Mimicry is defined as ability of some living things to look like other organisms, whether they are animals, fungi or plants in the environment.
This tactic is based on gain an advantage by deceiving or confusing other beings to avoid predation, facilitate parasitism or attract prey. This can be achieved in different ways, either by adopting different postures or by resembling other more feared beings.
Mimicry is the best example we can use to explain natural selection. Next, we tell you more about the different types of mimicry that exist.
Types of mimicry
Mimetic signs can be:
Depending on how this phenomenon is experienced, up to 5 different mimicry models are known in nature.
The term “Batesian” honors the first person to study this type of mimesis, Henry Walter Bates, during his trip to the Amazon in 1848.
Bates observed that the harmless butterflies of the family Pieridae imitated colors and shapes of the heliconid butterflies of this region, which had toxins that gave them an unpleasant taste. Thus, when a predator tried to attack them, he remembered that horrible flavor given off by the toxic butterflies that they resembled and avoided.
This was the first test supporting Charles Darwin’s theory of Natural Selection.
Therefore, the animals that experience this mimicry are those that morphologically resemble a species that is disgusting, toxic, or dangerous. In this way they manage to deceive their natural predators.
Another example is the one that occurs between the coral snake, an extremely poisonous animal, and the false coral snake. The imitator has a distribution and coloration of the rings so similar to the dangerous species that they are impossible to differentiate for their attackers.
In this case, two or more different species (with similar appearance and that share the same predator) develop a common characteristic, such as poison or bad taste.

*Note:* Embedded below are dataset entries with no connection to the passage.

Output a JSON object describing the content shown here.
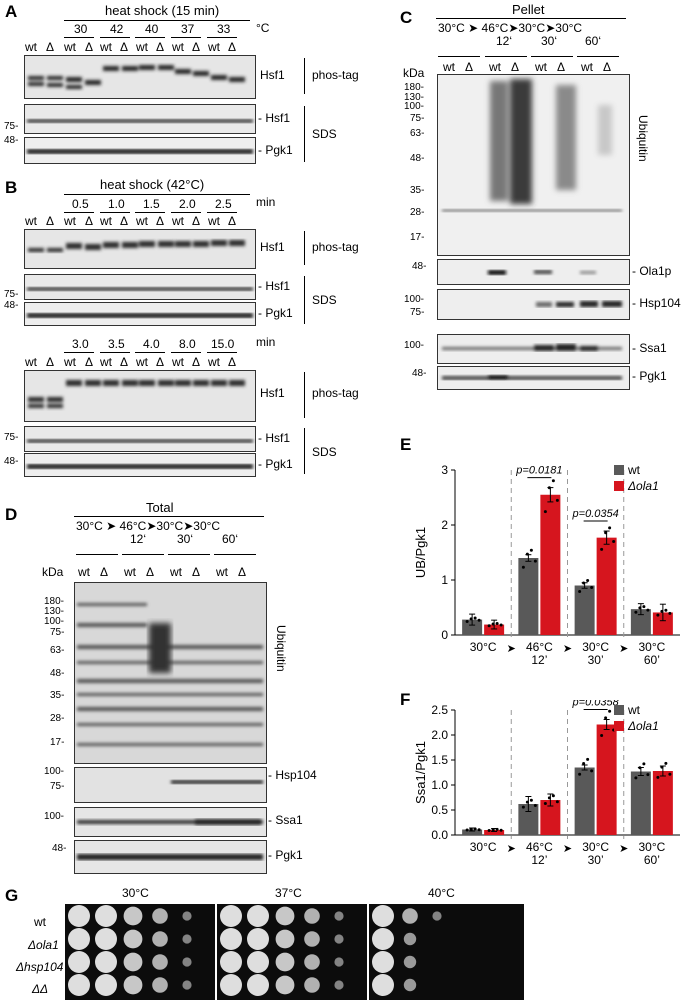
{
  "panels": {
    "A": "A",
    "B": "B",
    "C": "C",
    "D": "D",
    "E": "E",
    "F": "F",
    "G": "G"
  },
  "common": {
    "wt": "wt",
    "delta": "Δ",
    "hsf1": "Hsf1",
    "hsf1_dash": "- Hsf1",
    "pgk1_dash": "- Pgk1",
    "phostag": "phos-tag",
    "sds": "SDS",
    "min": "min",
    "degc": "°C",
    "kda": "kDa",
    "m75": "75-",
    "m48": "48-",
    "m100": "100-",
    "ubiquitin": "Ubiquitin",
    "ola1p": "- Ola1p",
    "hsp104": "- Hsp104",
    "ssa1": "- Ssa1",
    "pgk1": "- Pgk1"
  },
  "A": {
    "title": "heat shock (15 min)",
    "temps": [
      "30",
      "42",
      "40",
      "37",
      "33"
    ]
  },
  "B": {
    "title": "heat shock (42°C)",
    "times1": [
      "0.5",
      "1.0",
      "1.5",
      "2.0",
      "2.5"
    ],
    "times2": [
      "3.0",
      "3.5",
      "4.0",
      "8.0",
      "15.0"
    ]
  },
  "C": {
    "title": "Pellet",
    "cond": "30°C ➤ 46°C➤30°C➤30°C",
    "times": [
      "12‘",
      "30‘",
      "60‘"
    ],
    "markers": [
      "180-",
      "130-",
      "100-",
      "75-",
      "63-",
      "48-",
      "35-",
      "28-",
      "17-"
    ]
  },
  "D": {
    "title": "Total",
    "cond": "30°C ➤ 46°C➤30°C➤30°C",
    "times": [
      "12‘",
      "30‘",
      "60‘"
    ],
    "markers": [
      "180-",
      "130-",
      "100-",
      "75-",
      "63-",
      "48-",
      "35-",
      "28-",
      "17-"
    ]
  },
  "G": {
    "temps": [
      "30°C",
      "37°C",
      "40°C"
    ],
    "strains": [
      "wt",
      "Δola1",
      "Δhsp104",
      "ΔΔ"
    ]
  },
  "chart_data": [
    {
      "type": "bar",
      "title": "",
      "ylabel": "UB/Pgk1",
      "ylim": [
        0,
        3
      ],
      "yticks": [
        0,
        1,
        2,
        3
      ],
      "categories": [
        "30°C",
        "46°C 12’",
        "30°C 30’",
        "30°C 60’"
      ],
      "series": [
        {
          "name": "wt",
          "color": "#595959",
          "values": [
            0.28,
            1.4,
            0.9,
            0.47
          ],
          "errors": [
            0.1,
            0.06,
            0.05,
            0.1
          ]
        },
        {
          "name": "Δola1",
          "color": "#d6151e",
          "values": [
            0.19,
            2.55,
            1.77,
            0.41
          ],
          "errors": [
            0.08,
            0.13,
            0.12,
            0.15
          ]
        }
      ],
      "annotations": [
        {
          "text": "p=0.0181",
          "group": 1
        },
        {
          "text": "p=0.0354",
          "group": 2
        }
      ],
      "legend": "top-right"
    },
    {
      "type": "bar",
      "title": "",
      "ylabel": "Ssa1/Pgk1",
      "ylim": [
        0,
        2.5
      ],
      "yticks": [
        0,
        0.5,
        1.0,
        1.5,
        2.0,
        2.5
      ],
      "categories": [
        "30°C",
        "46°C 12’",
        "30°C 30’",
        "30°C 60’"
      ],
      "series": [
        {
          "name": "wt",
          "color": "#595959",
          "values": [
            0.11,
            0.62,
            1.35,
            1.27
          ],
          "errors": [
            0.03,
            0.15,
            0.05,
            0.08
          ]
        },
        {
          "name": "Δola1",
          "color": "#d6151e",
          "values": [
            0.1,
            0.7,
            2.21,
            1.28
          ],
          "errors": [
            0.03,
            0.12,
            0.1,
            0.1
          ]
        }
      ],
      "annotations": [
        {
          "text": "p=0.0358",
          "group": 2
        }
      ],
      "legend": "top-right"
    }
  ]
}
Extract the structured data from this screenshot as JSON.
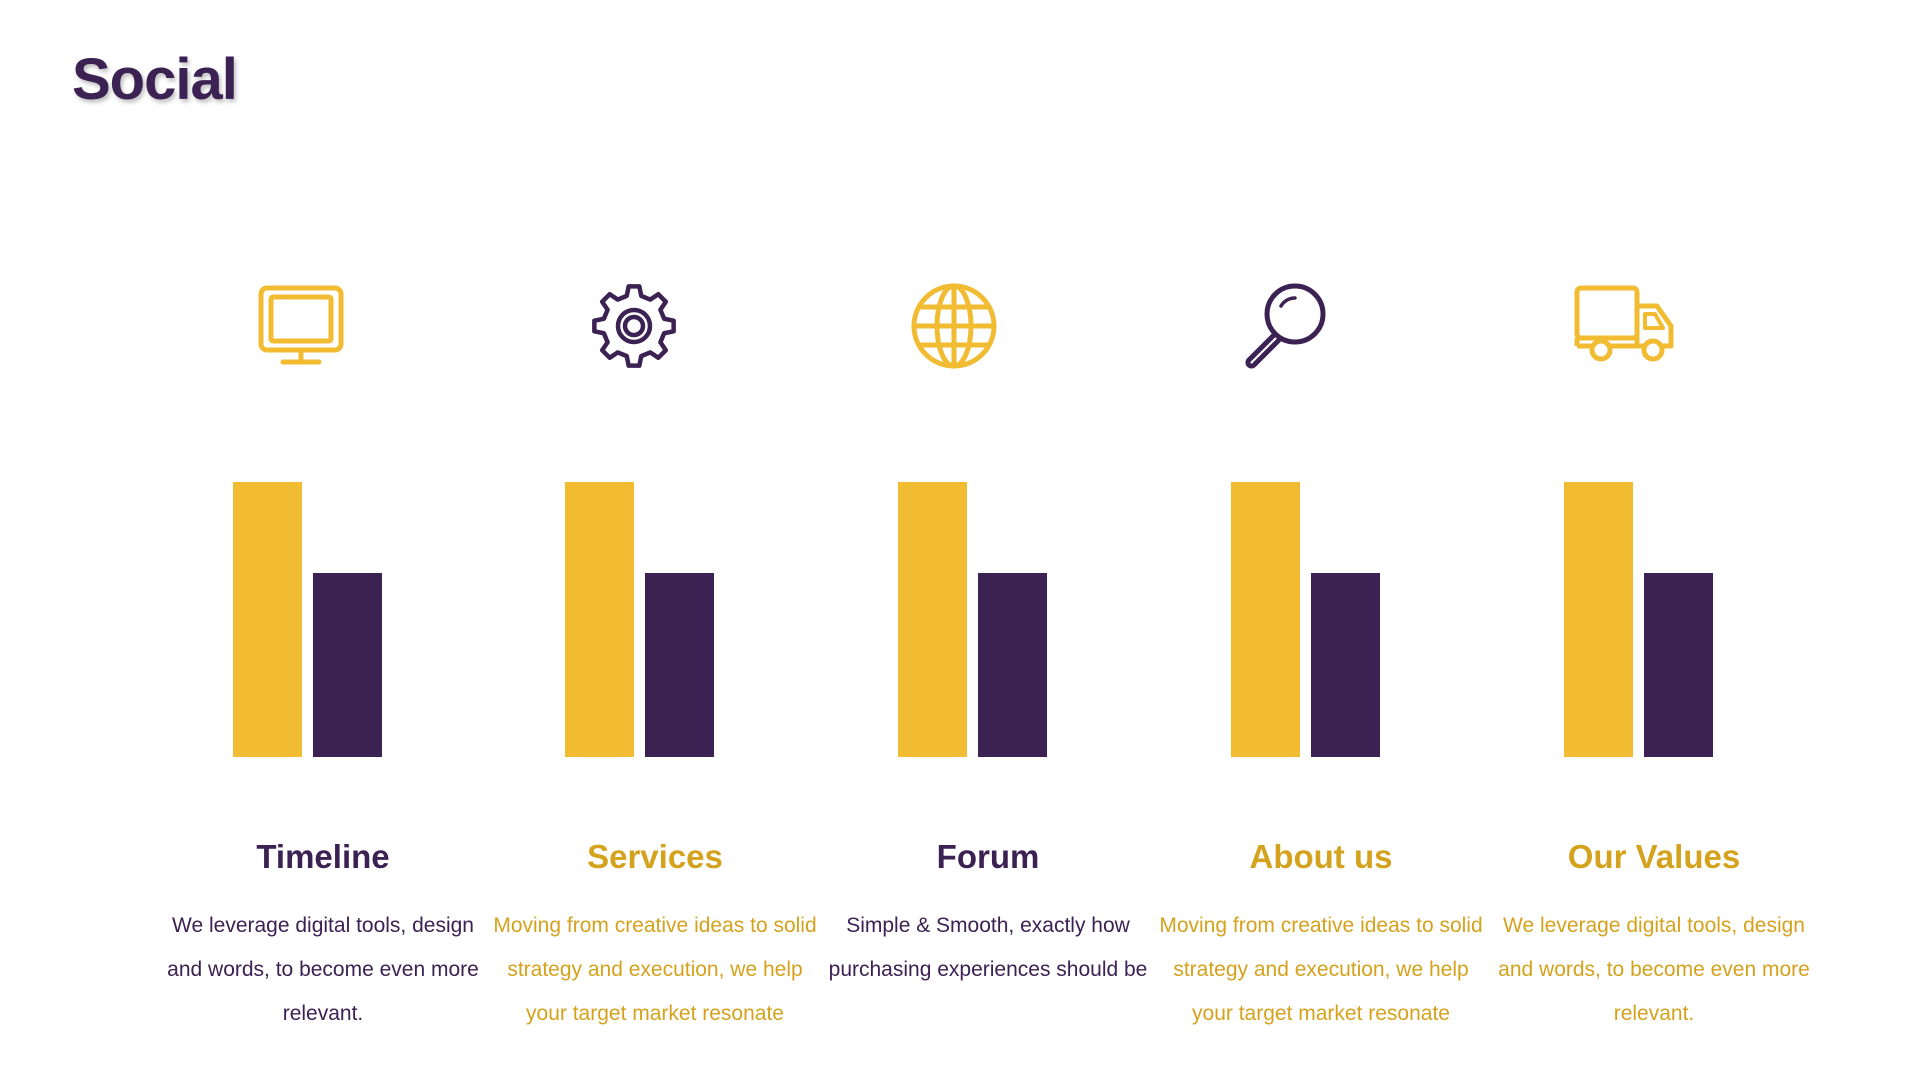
{
  "title": "Social",
  "colors": {
    "gold": "#f1bb32",
    "gold_text": "#d4a21c",
    "purple": "#3c2153"
  },
  "columns": [
    {
      "icon": "monitor-icon",
      "heading": "Timeline",
      "body": "We leverage digital tools, design and words, to become even more relevant.",
      "bar_levels": {
        "gold": 1.0,
        "purple": 0.67
      }
    },
    {
      "icon": "gear-icon",
      "heading": "Services",
      "body": "Moving from creative ideas to solid strategy and execution, we help your target market resonate",
      "bar_levels": {
        "gold": 1.0,
        "purple": 0.67
      }
    },
    {
      "icon": "globe-icon",
      "heading": "Forum",
      "body": "Simple & Smooth, exactly how purchasing experiences should be",
      "bar_levels": {
        "gold": 1.0,
        "purple": 0.67
      }
    },
    {
      "icon": "search-icon",
      "heading": "About us",
      "body": "Moving from creative ideas to solid strategy and execution, we help your target market resonate",
      "bar_levels": {
        "gold": 1.0,
        "purple": 0.67
      }
    },
    {
      "icon": "truck-icon",
      "heading": "Our Values",
      "body": "We leverage digital tools, design and words, to become even more relevant.",
      "bar_levels": {
        "gold": 1.0,
        "purple": 0.67
      }
    }
  ]
}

This will allow, the moment the predator tests an individual of any of the species, discover this very unpleasant characteristic and directly feel rejection for all that resemble it with the naked eye.
In this way, in this collaborative mimicry all species benefit. The advantage is not only evading the predator: thanks to this teamwork, the animals of these species can be found in abundance and occupying various habitats by reducing their number of attackers.
This type of mimicry is named for its discoverer, Fiedrich Theodor Müller.
In this example of mimicry, the animal manipulates the behavior of its potential prey: predators resemble a harmless being or weaker with which they are not related, to attract said prey and be able to attack it easily.
- The family praying mantis Hymenopodideae It resembles in color and forms a flower to attract its prey (pollinating insects).
- There are also spiders that imitate pheromones female moth attractants to attract male moths, which will serve as food.
The beings that automate themselves disguise a part of their body imitating another that is more delicate and at the same time vital for its survival, such as the head. In this way, they direct the attack of the predators to a more expendable or resistant area of the body and so they manage to escape from these.
There are numerous insects that experience this phenomenon, such as butterflies of the subfamily Thedeclinae, They use this defense mechanism with the ends and patterns of their wings. When they land on a surface they do so with their heads down and begin to flap their wings so that they create the sensation of a false head.
Finally, aposematism is a term used to describe the cases in which animals that are harmless acquire some warning features similar to those of others who are dangerous and feared. These can be flashy colors or be based on the emission of acoustic and chemical signals that animals use to scare away enemies.
We can see it in cases like caterpillars that have spectacular spots that simulate large and dangerous open eyes.
Aposematism is a phenomenon that is related to Batesian mimicry.
Throughout this space we have discovered a true art of deception: mimicry. This spectacular phenomenon is used by numerous beings to protect themselves and ensure their survival.
And not only that: the success of this ability allows mimetic animals that manage to avoid their predators to procreate and give rise to offspring. In this way, these useful characteristics will be inherited in the following generations and therefore the species that last over time will be those that possess these adaptive traits.